MUMPS. These days I am working at the MUltifrontal Massively Parallel sparse direct Solver (MUMPS) project. The MUMPS package implements a multifrontal (direct) solver for sparse linear systems. It is an SPMD parallel code based on MPI. Although they are very robust and reliable, direct solvers for sparse systems pose challenging problems in terms of both performance and memory consumption which is almost like saying "there's a lot we can still do to improve"...

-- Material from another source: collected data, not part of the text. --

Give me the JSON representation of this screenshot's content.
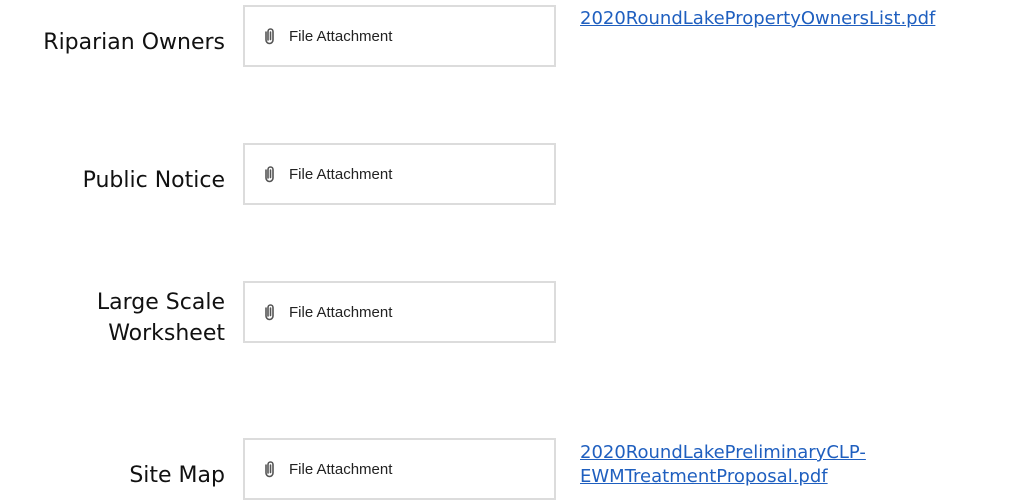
{
  "rows": [
    {
      "label": "Riparian Owners",
      "attachment_label": "File Attachment",
      "links": [
        "2020RoundLakePropertyOwnersList.pdf"
      ]
    },
    {
      "label": "Public Notice",
      "attachment_label": "File Attachment",
      "links": []
    },
    {
      "label_lines": [
        "Large Scale",
        "Worksheet"
      ],
      "attachment_label": "File Attachment",
      "links": []
    },
    {
      "label": "Site Map",
      "attachment_label": "File Attachment",
      "links": [
        "2020RoundLakePreliminaryCLP-",
        "EWMTreatmentProposal.pdf"
      ]
    }
  ],
  "icons": {
    "attachment": "paperclip-icon"
  },
  "colors": {
    "link": "#1f5fbf",
    "border": "#dcdcdc",
    "text": "#111111"
  }
}
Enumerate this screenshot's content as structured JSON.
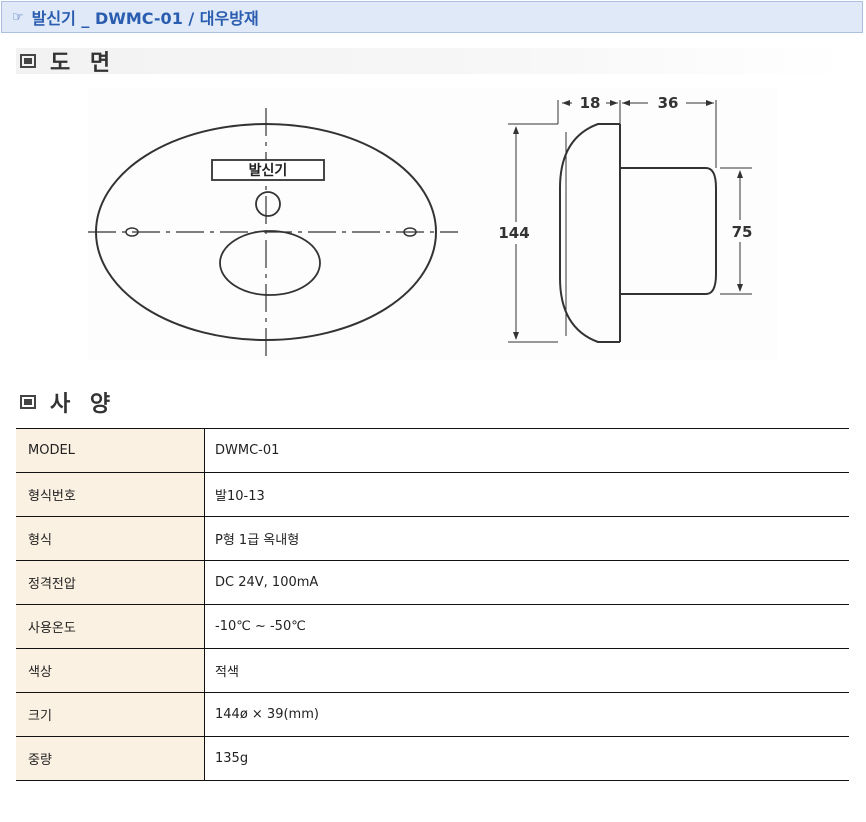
{
  "header": {
    "title": "발신기 _ DWMC-01 / 대우방재",
    "icon": "pointing-hand-icon"
  },
  "sections": {
    "drawing": "도 면",
    "spec": "사 양"
  },
  "drawing": {
    "front_label": "발신기",
    "dim_top_left": "18",
    "dim_top_right": "36",
    "dim_height": "144",
    "dim_inner": "75"
  },
  "spec_table": [
    {
      "key": "MODEL",
      "value": "DWMC-01"
    },
    {
      "key": "형식번호",
      "value": "발10-13"
    },
    {
      "key": "형식",
      "value": "P형 1급 옥내형"
    },
    {
      "key": "정격전압",
      "value": "DC 24V, 100mA"
    },
    {
      "key": "사용온도",
      "value": "-10℃ ~ -50℃"
    },
    {
      "key": "색상",
      "value": "적색"
    },
    {
      "key": "크기",
      "value": "144ø × 39(mm)"
    },
    {
      "key": "중량",
      "value": "135g"
    }
  ]
}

PSBLAS. I am still somewhat collaborating to the Parallel Sparse BLAS (PSBLAS) project. The PSBLAS software implements basic kernels for sparse computations as well as a bunch of iterative methods (CG, GMRES, BiCG,...) and preconditioners (Block-Jacobi, Additive-Schwarz, Multilevel,...) for the solution of sparse linear systems. It is an SPMD parallel code based on MPI and it is written in Fortran95 (and Fortran77 for the lower level, sequential computations).

Past projects

PLASMA. The main motivation for the Parallel Linear Algebra for Scalable Multicore Architectures project is to create a new generation of dense linear algebra libraries that achieve the fastest possible time to an accurate solution on multicore systems. Specifically, PLASMA aims at outperforming the LAPACK and ScaLAPACK libraries on distributed and shared memory platforms based on the top of the line multicore processors. Based on this objective, prototypes have been developed for common linear algebra operations such as the LU, Cholesky and QR factorizations. These prototypes present innovative features from the algorithmic point of view since they are based on the implementation of fine granularity "tiled" algorithms where the whole operation is decomposed in a sequence of tasks that operate on small portions of data. Because the fine granularity allows to achieve a high degree of parallelism, a very flexible execution model must be used; this flexibility is achieved by using a fully dynamic, graph-driven scheduling of the tasks which is implemented by means of the POSIX threads API. The resulting approach has proved to be extremely efficient and to deliver higher performance even than several commercial implementations of the same operations.

LAPACK/ScaLAPACK The Linear Algebra PACKage (LAPACK) and Scalable Linear Algebra PACKage (ScaLAPACK) software libraries represent the standard for dense linear algebra computations on sequential and computing environments respectively. Despite being "aged", they are both continuously updated with novel numerical methods, performance improvements, features and bug fixes.